If you do a search here on parrot bites in general and macaws in particular you'll come up with a plethora of threads on ways to handle that behavior. And you can also, as Walt (weco) suggested, find any number of videos online covering the subject.
There are 2 schools of thought at the polar ends of these approaches. On one end is the belief that one should only ever use positive reinforcement in parrot behavioral training. One of the most well-known and respected advocates of this approach is Barbara Heidenreich. She has several videos you may find extremely helpful. And the member most associated with that approach, should you do a search here, is MonicaMc. She has posted often, and quite eloquently, about this approach.
On the other side of the spectrum, among our members, are Mark (Birdmann666) and Richard (Henpecked). Both have worked extensively with rescues and have rehabbed birds with severe behavioral issues.
Doing a search on both approaches would be highly beneficial to you, I believe. It definitely was for me. You can learn a lot from either side of the debate even as you get a feel for both and see which way works best for you and your fid.
Personally, I tend to fall somewhere in the middle.
In your situation, given that he is relatively new to your household, my first step would be to work on your bond with Nemo. Bribery works great! Lol! You want him to start to feel like hanging out with you is fun!
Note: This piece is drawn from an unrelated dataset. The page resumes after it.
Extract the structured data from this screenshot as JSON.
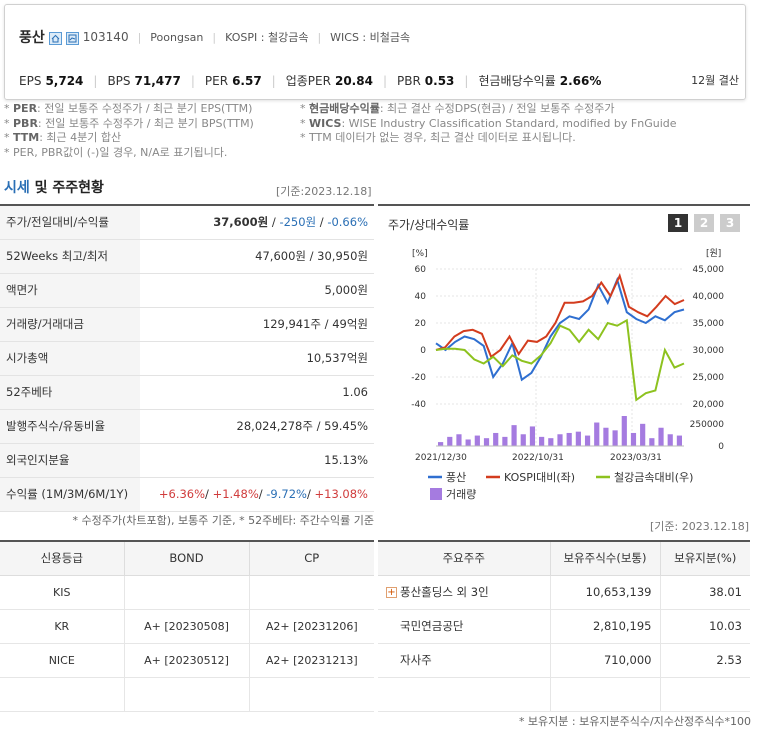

When you present your arm for step up, offer a treat just beyond reach so that stepping onto your arm leads to a tasty reward. (Try to do this part between meals so that he is hungry and motivated. Not advocating withholding food, here, just strategic timing.)
You want him to begin associating you with a good time. Then he will want to go to you. You'll be his preferred place.
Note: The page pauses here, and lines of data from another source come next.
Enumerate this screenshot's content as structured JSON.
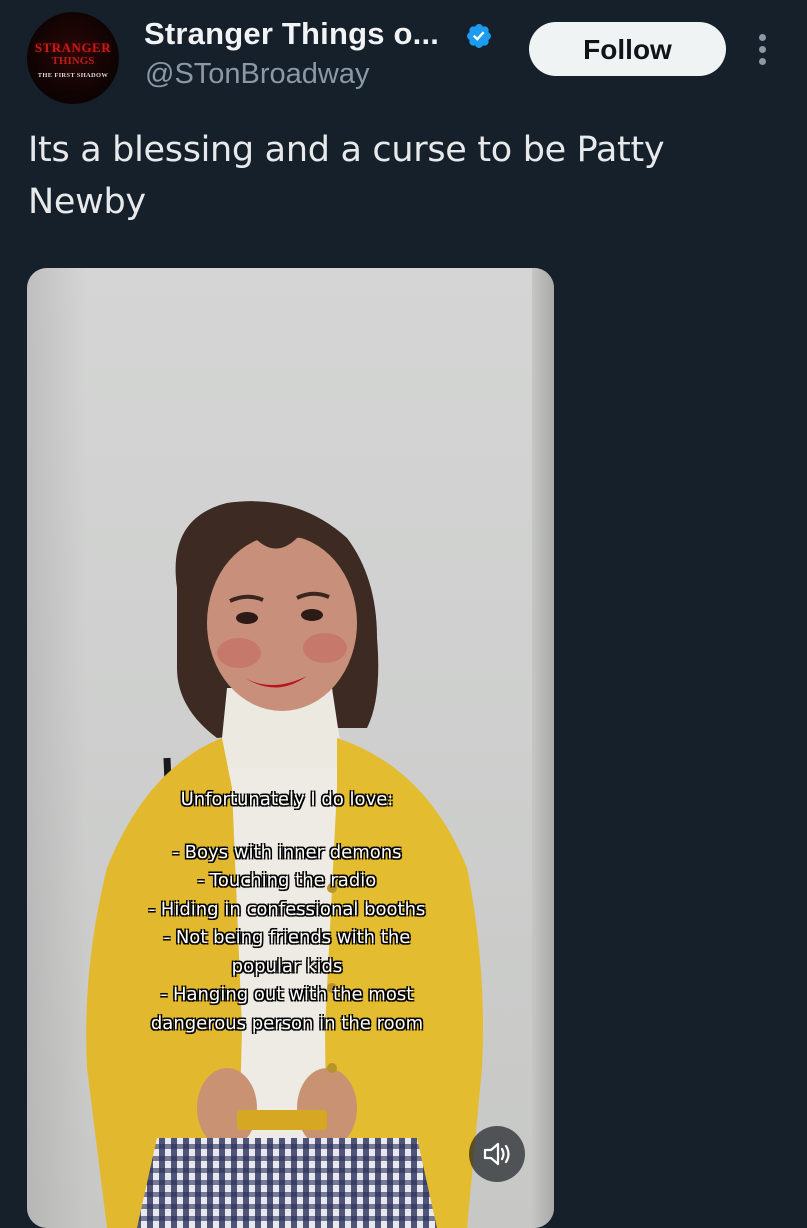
{
  "account": {
    "display_name": "Stranger Things o...",
    "handle": "@STonBroadway",
    "verified": true,
    "avatar_logo": {
      "line1": "STRANGER",
      "line2": "THINGS",
      "line3": "THE FIRST SHADOW"
    }
  },
  "actions": {
    "follow_label": "Follow",
    "more_icon": "more-vertical-icon"
  },
  "tweet": {
    "text": "Its a blessing and a curse to be Patty Newby"
  },
  "media": {
    "type": "video",
    "caption": {
      "heading": "Unfortunately I do love:",
      "lines": [
        "- Boys with inner demons",
        "- Touching the radio",
        "- Hiding in confessional booths",
        "- Not being friends with the",
        "popular kids",
        "- Hanging out with the most",
        "dangerous person in the room"
      ]
    },
    "mute_icon": "volume-icon"
  },
  "colors": {
    "background": "#15202b",
    "verified_blue": "#1d9bf0",
    "follow_bg": "#eff3f4",
    "secondary_text": "#8b98a5"
  }
}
You also want to work on target training. This will get him used to the idea that doing as you ask will always lead to good things.
Try not to rush things. The trust will build at his pace. Going too fast can damage the rapport you are building.
If he does bite, make sure not to allow yourself an animated reaction, whether physically or vocally. Some parrots find such displays amusing and will want to duplicate the behavior. Now, this isn't to say that you should just sit there and take it, either. I've never been a fan of that approach. Instead, calmly push into the bite instead of trying to pull away. (Counter-intuitive, I know, but pulling away often makes a bad bite worse as your parrot goes from delivering a message to holding on for dear life!) Then reach over with your other hand and take control of his beak. Just above and to either side of the point of his upper beak will grant you the leverage you need over the pressure he can bring to bear. Calmly turn the beak up and away from where he has clamped on until you manage to free yourself, all while telling him "No" (or "Gentle", or "Nice", or whatever word you want to use for your chill out catch phrase.) in a stern, but even, voice.
And make sure that you don't show him any hesitation or fear. Never let a parrot know that they can intimidate you. If they feel they can control you, they'll often work that angle.
Anyhow, once he's bonded to you, timeouts will become an effective disciplinary tool. Just turning my back on Bixby or Maya really bothers them. They'll want to avoid any behavior that makes you ignore them. (Keep the timeouts relatively short to make your point. Any longer than 15 minutes and you run the risk of their forgetting why they wound up on timeout in the first place.)
Sounds like things are progressing rather well with Nemo, though. It's good that you're spending so much more time with him than he was used to in his prior home... so long as that's the level of attention that you intend to continue lavishing upon him. But that kind of healthy and frequent interaction will make for a happy parrot and a healthy relationship between the two of you. Good luck, and I hope this helps!